Jones justified the Ontario closures by citing “altercations, stabbings, shootings and even a homicide near injection sites.”

According to her, crime rates are up to 250% higher in neighborhoods that have a center.

– Problem that increases –

Lauren Lemoine, 63, lives near Ottawa’s Somerset West clinic, in the heart of the Canadian capital.

He was recently attacked by drug addicts and says he has noticed that they become “super violent.”

Across the country, in Red Deer, Alberta, city councilor Vesna Higham is campaigning to close her city’s site, which opened in 2018.

“Residents and businesses have had enough,” she told AFP, citing vandalism and incivility. “What we have done so far has not worked, it is only making the problem worse. So now we have to change the way we approach this crisis,” she said.

In Canada, the first shooting gallery opened in 2003, followed by dozens more within a few years as synthetic opioids gained ground in North America.

“More and more countries are starting to see drug use as a health issue, a social issue, not a criminal or moral issue,” says Nicholas Boyce of the Canadian Drug Policy Coalition.

He recalls that the United Nations Commission on Narcotic Drugs adopted for the first time in March a resolution recognising harm reduction as a strategy.

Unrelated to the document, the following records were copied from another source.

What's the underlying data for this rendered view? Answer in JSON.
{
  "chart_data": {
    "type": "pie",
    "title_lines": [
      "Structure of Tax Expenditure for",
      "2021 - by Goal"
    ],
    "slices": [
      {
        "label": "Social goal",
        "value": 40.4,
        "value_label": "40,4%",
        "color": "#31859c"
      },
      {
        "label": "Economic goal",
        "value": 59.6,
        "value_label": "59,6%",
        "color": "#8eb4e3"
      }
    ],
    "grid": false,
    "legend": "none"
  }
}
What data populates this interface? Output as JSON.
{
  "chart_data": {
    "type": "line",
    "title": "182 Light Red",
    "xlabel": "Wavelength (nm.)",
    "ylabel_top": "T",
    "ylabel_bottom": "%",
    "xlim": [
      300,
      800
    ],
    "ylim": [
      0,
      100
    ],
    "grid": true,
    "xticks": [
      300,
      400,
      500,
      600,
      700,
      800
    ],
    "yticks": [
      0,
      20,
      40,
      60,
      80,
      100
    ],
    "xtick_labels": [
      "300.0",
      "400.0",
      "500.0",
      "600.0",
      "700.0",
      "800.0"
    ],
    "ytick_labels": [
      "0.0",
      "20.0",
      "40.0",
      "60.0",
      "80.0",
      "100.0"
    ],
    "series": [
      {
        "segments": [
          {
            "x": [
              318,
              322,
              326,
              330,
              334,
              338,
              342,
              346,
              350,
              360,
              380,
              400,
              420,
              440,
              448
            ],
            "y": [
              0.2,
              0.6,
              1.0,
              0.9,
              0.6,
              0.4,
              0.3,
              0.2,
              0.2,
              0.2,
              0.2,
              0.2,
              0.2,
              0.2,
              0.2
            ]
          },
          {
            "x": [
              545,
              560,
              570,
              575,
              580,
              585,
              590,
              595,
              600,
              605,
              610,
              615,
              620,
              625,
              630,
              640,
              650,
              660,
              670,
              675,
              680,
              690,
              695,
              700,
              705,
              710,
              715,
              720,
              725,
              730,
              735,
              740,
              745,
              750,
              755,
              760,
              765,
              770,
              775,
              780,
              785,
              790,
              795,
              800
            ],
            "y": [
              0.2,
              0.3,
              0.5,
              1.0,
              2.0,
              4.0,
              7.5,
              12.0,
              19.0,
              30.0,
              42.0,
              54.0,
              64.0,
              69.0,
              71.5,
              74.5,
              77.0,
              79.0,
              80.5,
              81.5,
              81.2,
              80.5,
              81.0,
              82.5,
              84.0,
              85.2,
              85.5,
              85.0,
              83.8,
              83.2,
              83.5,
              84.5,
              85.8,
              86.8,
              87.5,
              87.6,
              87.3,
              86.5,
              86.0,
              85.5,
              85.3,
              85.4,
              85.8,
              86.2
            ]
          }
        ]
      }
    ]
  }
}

For him, the Canadian turnaround is therefore “really discouraging” while the country is considered internationally “as one of the most progressive countries” in this area.

– “Effective response” –

On the ground, there is the same concern. A nurse at a Toronto site, Jessica Lyons is dismayed: their removal will mean “bodies in the aisles and parks, in the bathrooms of Tim Hortons,” a large fast-food chain.

But more importantly for her, it “fundamentally denies the right of a group of people to access the health services they need.”

In 2011, the Supreme Court of Canada ruled that these sites were “an effective response to the catastrophic spread of infectious diseases and the high rate of overdose deaths.”

Between 2016 and 2023, 44,592 people died from overdoses in the country, but none at a safe injection site.

For former addict Jonathan McAdam, harm reduction services are essential to keeping people alive until they are ready to seek help.

Getting over an addiction “can be scary because you have to face your demons,” he told AFP. “People have to do it for themselves. Otherwise, they’ll fall back into their old patterns.” In his case, he believes it saved his life.